A note about trials people: I turned in my scorecord as a DNF so the club wouldn't go looking for me and told the lady what I thought was a humorous "you guys kicked my butt". She actually apologized and I had to backpedal fast, "oh no, please. I had a lotta fun." As I was sitting on the motorcycle rack on the pickup recovering from all this, all kinds of folks came over and asked if I was OK. Word spreads fast in a small club like that and they don't know me from Adam. Very, very nice folks.
I rode my first motorcycle race in 1962. I didn't fall off in that one and rarely did thereafter. In thousands of racing miles I have never, say again never fallen off in two consecutive events like I have in this sport, and never at 2 mph or less.
That shit's gotta stop. This season's pretty much over, but my plan for next year will start with a simple act: as soon as this coming winter's snow melts I'm taking the cap off the Dakota. That will let me load up and go practice, practice, practice at a moment's notice instead of messin' with the rack.
This season was pretty much about riding a couple of events to see if I liked it. I do.
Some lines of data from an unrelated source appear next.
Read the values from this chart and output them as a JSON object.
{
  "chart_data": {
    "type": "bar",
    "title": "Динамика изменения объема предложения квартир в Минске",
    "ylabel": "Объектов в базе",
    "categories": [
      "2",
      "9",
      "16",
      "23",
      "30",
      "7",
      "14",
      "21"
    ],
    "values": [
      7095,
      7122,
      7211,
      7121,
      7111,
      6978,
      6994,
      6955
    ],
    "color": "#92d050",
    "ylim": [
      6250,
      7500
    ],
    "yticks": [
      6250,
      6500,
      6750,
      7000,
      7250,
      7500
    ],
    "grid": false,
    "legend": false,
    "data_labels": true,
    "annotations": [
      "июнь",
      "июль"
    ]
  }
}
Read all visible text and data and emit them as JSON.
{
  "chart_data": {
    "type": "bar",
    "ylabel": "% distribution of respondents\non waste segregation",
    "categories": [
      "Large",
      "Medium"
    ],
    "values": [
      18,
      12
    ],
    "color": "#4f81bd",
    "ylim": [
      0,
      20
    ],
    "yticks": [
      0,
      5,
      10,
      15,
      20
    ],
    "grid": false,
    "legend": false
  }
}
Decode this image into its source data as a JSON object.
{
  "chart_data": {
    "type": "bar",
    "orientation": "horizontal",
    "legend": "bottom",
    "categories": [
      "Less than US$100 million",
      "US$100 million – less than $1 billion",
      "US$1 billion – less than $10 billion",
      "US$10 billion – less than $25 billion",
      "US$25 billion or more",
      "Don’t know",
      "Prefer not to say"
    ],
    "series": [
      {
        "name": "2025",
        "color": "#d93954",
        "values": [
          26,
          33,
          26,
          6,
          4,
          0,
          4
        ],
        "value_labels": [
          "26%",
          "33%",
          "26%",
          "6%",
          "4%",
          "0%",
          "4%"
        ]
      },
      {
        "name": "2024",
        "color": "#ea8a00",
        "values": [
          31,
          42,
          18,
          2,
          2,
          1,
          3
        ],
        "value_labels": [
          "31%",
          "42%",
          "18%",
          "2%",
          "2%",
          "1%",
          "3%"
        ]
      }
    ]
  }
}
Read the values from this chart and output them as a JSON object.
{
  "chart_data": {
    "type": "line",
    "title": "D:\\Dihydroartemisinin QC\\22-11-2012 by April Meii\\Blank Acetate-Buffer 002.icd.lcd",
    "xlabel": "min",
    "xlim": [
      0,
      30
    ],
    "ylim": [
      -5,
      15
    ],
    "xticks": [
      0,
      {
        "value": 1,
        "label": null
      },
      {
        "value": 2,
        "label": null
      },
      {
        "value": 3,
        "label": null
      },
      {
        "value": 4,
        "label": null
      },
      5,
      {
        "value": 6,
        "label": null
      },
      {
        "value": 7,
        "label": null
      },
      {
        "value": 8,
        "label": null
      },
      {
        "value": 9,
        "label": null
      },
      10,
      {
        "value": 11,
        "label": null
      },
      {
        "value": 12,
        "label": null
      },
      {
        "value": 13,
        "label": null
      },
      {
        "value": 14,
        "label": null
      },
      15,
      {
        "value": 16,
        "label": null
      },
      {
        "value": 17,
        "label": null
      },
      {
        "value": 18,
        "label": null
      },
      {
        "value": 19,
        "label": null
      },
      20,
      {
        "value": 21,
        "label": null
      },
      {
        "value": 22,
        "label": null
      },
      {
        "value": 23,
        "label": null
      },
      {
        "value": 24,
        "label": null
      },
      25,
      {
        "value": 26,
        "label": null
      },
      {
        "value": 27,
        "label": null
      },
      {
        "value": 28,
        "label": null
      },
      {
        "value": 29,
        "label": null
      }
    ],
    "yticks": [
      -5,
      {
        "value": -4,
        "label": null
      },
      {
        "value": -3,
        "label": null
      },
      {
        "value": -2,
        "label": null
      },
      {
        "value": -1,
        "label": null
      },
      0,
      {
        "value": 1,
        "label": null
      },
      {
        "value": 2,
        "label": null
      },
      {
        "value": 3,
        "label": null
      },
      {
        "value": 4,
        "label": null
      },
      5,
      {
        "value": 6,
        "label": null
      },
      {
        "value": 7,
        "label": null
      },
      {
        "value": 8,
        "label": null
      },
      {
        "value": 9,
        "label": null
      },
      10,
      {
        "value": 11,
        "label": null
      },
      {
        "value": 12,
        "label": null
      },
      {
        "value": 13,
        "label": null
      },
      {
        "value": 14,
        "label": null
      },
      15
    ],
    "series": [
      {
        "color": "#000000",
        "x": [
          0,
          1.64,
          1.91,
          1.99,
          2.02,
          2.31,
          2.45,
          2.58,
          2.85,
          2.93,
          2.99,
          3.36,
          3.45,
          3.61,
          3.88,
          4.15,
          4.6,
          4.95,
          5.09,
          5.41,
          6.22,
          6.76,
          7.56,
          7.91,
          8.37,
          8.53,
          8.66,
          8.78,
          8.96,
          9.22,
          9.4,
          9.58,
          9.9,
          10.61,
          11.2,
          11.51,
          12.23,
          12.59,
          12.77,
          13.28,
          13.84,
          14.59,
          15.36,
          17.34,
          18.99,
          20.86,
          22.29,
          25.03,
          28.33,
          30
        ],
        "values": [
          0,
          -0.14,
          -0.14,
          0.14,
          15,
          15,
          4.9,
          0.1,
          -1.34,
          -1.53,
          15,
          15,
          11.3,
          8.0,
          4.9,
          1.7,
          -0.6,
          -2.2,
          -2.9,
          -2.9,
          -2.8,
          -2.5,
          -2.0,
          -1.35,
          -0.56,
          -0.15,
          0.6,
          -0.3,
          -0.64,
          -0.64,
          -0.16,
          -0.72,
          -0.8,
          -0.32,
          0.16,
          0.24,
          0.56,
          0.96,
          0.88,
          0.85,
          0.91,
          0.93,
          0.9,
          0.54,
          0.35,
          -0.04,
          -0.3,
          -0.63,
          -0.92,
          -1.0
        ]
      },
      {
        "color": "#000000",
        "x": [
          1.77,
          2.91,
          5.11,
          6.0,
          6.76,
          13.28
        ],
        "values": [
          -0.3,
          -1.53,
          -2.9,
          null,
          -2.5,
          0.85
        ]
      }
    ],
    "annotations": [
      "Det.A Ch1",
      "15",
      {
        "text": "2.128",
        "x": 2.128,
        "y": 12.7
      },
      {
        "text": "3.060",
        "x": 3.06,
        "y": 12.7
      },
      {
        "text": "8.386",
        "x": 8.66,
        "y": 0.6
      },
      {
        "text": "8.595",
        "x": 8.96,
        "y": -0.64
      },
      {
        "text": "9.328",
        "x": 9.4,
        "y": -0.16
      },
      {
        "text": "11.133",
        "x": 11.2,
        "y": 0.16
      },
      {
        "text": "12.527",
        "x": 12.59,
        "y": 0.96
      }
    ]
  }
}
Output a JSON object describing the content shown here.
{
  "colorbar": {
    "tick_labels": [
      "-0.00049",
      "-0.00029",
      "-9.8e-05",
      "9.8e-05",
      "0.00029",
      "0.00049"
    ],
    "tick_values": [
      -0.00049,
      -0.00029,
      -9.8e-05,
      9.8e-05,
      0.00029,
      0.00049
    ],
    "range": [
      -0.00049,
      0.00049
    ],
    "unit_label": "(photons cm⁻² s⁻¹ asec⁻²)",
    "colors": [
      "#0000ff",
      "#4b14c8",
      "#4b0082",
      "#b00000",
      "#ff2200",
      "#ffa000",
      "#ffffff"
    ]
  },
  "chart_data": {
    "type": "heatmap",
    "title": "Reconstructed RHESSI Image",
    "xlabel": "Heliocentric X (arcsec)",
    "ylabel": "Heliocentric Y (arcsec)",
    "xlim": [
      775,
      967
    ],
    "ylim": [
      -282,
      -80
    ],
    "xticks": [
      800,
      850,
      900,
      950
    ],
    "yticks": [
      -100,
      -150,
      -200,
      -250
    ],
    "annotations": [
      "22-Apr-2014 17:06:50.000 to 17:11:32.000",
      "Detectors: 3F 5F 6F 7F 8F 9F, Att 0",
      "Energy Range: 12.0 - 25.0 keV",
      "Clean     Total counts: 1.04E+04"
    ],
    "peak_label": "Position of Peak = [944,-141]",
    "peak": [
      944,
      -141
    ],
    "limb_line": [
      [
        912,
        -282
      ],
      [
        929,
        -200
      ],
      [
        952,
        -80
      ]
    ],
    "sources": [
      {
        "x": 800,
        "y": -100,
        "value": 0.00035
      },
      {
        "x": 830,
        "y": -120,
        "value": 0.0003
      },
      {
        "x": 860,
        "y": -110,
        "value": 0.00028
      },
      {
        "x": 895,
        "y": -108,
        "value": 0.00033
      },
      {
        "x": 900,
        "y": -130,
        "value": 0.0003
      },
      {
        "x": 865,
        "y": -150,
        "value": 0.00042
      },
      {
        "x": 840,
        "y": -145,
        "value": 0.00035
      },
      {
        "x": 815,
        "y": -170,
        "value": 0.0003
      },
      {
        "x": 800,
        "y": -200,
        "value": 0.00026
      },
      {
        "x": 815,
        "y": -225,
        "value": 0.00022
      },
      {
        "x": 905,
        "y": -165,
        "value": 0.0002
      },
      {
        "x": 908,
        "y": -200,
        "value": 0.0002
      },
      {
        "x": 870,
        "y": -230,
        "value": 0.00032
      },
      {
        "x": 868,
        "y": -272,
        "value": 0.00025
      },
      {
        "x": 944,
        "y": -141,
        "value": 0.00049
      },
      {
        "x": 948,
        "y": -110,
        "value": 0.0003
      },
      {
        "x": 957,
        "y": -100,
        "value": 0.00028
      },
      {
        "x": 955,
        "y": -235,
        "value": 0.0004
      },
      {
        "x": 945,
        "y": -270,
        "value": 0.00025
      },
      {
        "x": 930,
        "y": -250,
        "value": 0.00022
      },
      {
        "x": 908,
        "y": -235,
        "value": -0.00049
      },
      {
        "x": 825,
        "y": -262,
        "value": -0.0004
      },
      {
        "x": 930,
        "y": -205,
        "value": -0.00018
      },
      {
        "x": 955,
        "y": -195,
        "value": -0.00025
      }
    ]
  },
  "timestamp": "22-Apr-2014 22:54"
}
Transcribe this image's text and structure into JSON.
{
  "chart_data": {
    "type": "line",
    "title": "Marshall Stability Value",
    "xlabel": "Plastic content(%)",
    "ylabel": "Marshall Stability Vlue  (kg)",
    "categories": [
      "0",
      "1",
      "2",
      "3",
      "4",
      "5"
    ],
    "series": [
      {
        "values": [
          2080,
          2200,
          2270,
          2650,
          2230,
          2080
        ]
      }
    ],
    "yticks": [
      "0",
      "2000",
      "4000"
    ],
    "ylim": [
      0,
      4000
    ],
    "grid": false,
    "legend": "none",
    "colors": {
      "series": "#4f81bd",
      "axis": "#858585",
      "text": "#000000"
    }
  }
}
My simple goal for next season is to finish an event and to do that I just have to ride, ride, ride the damn motorcycle until I know what it's gonna do and what I'm gonna do in a given situation and thus gain confidence and expend less energy, and since there's a level of athleticism I had not considered but which has been brought home rather sharply, to get my 'sickle-ridin' muscles (roughly from just above the knees to just off the ends of my fingertips) in shape.